La Conclusión (475-482) de L. sale al paso de cuestiones
puestas desde el exterior a la doctrina de Escoto. Una pregunta
que ha hecho especialmente actual el problema perenne del mal es,
si se puede seguir creyendo en un Dios omnipotente después de
Auschwitz. L. insinúa una respuesta que superaría la agudeza del
problema: «La omnipotentia - como la entiende Escoto - es la
apertura a dimensión de lo posible no sólo en el presente y el
porvenir, sino también en el pasado. El pasado no es el reino de
lo necesario, el reino de posibilidades cumplidas y, por tanto,
muertas: oculta en sí mismo posibilidades no cumplidas...
No se puede olvidar que la omnipotencia divina se realiza como
amor infinito y que este amor está más allá de todo orden» (481).

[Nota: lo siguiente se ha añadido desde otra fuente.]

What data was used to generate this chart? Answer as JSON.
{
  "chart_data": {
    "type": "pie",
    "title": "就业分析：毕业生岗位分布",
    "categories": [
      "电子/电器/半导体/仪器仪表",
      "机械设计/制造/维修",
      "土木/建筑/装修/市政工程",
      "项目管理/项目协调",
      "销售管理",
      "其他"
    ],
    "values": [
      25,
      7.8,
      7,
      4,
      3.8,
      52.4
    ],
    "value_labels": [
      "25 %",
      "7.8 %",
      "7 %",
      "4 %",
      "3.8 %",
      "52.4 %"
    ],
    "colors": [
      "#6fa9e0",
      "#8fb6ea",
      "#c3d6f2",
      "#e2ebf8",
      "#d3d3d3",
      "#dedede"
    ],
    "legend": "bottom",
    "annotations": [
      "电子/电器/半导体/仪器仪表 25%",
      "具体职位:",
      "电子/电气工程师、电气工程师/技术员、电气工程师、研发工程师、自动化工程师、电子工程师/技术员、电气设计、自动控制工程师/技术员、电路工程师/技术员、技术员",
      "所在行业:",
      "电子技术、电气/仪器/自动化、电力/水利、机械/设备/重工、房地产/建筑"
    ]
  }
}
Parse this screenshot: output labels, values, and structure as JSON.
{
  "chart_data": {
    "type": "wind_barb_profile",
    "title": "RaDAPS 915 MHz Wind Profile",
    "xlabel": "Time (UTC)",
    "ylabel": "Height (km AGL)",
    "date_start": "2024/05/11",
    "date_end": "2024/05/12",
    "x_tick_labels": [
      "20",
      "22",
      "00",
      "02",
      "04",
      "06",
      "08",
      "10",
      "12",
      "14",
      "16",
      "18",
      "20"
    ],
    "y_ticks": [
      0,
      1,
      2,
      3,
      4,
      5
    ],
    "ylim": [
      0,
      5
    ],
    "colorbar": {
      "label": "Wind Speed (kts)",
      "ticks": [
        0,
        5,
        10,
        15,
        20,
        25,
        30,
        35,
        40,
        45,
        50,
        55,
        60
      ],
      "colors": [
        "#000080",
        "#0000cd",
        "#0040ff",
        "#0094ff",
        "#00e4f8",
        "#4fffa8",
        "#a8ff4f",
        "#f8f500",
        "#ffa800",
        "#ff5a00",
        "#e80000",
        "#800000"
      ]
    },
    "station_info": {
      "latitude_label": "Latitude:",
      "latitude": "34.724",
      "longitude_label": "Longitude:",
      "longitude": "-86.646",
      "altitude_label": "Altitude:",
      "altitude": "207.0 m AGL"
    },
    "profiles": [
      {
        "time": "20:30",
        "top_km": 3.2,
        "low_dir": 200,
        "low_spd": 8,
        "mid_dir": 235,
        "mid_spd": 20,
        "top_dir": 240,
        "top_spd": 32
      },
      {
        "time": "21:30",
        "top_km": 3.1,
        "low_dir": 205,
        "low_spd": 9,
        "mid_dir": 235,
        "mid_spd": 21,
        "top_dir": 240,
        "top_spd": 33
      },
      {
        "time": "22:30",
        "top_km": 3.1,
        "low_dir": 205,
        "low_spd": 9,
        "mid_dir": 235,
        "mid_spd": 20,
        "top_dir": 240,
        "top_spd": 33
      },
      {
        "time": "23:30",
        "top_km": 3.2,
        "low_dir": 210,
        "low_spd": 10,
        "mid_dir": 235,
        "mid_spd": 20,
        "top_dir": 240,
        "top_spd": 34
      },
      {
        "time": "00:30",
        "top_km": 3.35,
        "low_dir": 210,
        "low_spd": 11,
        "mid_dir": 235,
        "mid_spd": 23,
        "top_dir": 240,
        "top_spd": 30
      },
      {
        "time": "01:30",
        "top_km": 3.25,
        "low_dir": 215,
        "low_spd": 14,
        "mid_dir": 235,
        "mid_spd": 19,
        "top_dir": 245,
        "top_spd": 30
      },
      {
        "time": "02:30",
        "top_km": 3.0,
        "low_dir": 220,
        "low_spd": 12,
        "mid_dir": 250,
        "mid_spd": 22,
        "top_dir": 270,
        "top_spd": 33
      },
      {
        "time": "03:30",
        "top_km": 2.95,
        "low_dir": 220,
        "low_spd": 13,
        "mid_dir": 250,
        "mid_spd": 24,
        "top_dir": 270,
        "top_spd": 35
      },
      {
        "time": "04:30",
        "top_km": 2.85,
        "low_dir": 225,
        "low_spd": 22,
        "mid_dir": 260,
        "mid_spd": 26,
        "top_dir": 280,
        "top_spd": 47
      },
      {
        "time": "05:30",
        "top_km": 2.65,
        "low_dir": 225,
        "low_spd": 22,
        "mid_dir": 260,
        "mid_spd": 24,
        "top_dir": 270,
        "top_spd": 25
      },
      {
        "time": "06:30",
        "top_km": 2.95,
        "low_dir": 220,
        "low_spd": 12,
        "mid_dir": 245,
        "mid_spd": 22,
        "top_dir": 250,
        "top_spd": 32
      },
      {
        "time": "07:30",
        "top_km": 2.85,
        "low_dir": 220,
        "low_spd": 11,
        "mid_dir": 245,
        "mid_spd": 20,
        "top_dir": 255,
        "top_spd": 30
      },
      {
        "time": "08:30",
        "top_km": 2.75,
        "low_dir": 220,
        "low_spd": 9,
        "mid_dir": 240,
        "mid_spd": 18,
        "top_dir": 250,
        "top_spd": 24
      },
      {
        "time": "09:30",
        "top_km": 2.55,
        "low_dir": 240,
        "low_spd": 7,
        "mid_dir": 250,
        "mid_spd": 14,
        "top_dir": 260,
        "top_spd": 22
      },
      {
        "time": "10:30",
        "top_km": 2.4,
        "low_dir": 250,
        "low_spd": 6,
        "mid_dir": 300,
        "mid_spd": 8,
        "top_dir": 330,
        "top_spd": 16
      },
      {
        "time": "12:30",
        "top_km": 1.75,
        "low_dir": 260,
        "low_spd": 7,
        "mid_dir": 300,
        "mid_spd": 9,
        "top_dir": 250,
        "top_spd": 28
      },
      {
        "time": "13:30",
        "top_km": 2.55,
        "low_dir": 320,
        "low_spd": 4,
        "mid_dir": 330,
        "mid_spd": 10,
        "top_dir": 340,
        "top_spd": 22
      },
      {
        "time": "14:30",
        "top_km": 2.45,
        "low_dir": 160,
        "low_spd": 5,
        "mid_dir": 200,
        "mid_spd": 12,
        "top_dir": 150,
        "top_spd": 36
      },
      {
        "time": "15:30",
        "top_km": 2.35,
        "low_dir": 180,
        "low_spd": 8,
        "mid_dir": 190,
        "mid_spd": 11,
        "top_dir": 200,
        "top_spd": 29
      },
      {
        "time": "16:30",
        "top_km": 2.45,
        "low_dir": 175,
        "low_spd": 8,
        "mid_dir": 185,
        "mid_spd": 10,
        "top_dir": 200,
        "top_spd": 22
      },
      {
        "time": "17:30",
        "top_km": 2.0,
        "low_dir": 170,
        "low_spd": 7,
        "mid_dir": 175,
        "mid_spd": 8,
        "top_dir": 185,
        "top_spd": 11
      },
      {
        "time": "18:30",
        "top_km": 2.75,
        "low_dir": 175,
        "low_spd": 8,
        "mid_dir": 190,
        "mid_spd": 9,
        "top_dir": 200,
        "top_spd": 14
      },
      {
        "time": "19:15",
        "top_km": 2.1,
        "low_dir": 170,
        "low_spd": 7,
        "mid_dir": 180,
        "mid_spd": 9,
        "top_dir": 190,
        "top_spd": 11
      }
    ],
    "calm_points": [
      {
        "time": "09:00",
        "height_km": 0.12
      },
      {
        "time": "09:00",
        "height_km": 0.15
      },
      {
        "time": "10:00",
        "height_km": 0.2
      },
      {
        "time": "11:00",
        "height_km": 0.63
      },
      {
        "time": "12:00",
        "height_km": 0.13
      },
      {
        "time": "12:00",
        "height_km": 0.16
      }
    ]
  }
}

Es inevitable que el lector familiarizado con otras líneas de
pensamiento tropiece con afirmaciones que dan un vuelco a su
sistema mental. Pero será oportuno para todos al menos poner en
duda la lógica intransigente de un intelectualismo que hace
abstracción de la bella complejidad de la vida. Al lector
escotista le pueden parecer "excesivamente lógicas" algunas ideas
y, especialmente, la restricción de algunos conceptos. Sólo como
ejemplo, el término 'apetito' queda restringido a la proyección
ontológica necesaria de todo ser a su perfección, mientras en el
escotismo se hablará de "apetito elícito", que se supone moción
libre de la voluntad. Oscura nos parece la reflexión de que «el
concepto unívoco del ser, como concepto metafísico, y no como
concepto lógico, en su indeterminación, presenta ante todo la
esencialidad en términos de actividad, y no de substancialidad. El
ser... significa ante todo una actividad. Es ante todo principio
activo. El Ser infinito es el esente en el cual la 'seridad' se
presenta soberanamente como actividad infinita, como potencia
infinita». ¿Hasta qué punto el ser como sustantividad es
pesupuesto para la actividad?
A la Conclusión sigue una 'Bibliografía general', que
incluye "Obras de Duns Escoto' (en latín y traducciones), 'Textos
antiguos y medievales', 'Estudios' y 'Otros textos'. Tanto en
traducciones como en comentarios es extraña la ausencia total de
la lengua española. Se cita sólo un artículo español de la
miscelánea 'Via Scoti', Roma 1995, donde también figura, entre
otros varios, la disertación de Bernardimo de Armellada,
Antropología escotista del «status iste» (¿Frente a otras
situaciones posibles?, pp.927-949. El tema de la libertad en su
incidencia en el tema de la gracia según Escoto y el escotismo, se
trata en el libro del mismo autor, La gracia, misterio de
libertad. El "Sobrenatural" en el Beato Escoto y en la Escuela
Franciscana, (Bibliotheca Seraphico-Capuccina, 52). Istituto
Storico dei Cappuccini, Roma 1997). 397 pp.
Aunque sólo hemos analizado algunos puntos más centrales,
creemos sinceramente que L. hace ver con claridad - repetitiva a
veces - la profunda lógica y la atendibilidad teológica y
filosófica del pensamiento de Escoto en su profundización del
misterio del Dios cristiano. Y hacemos votos de que encuentre un
eco positivo tanto en los ambientes filosóficos como teológicos,
sin que se quiera ligeramente ver en el Doctor Sutil un adversario
intrigante o un precursor de liberaciones engañosas.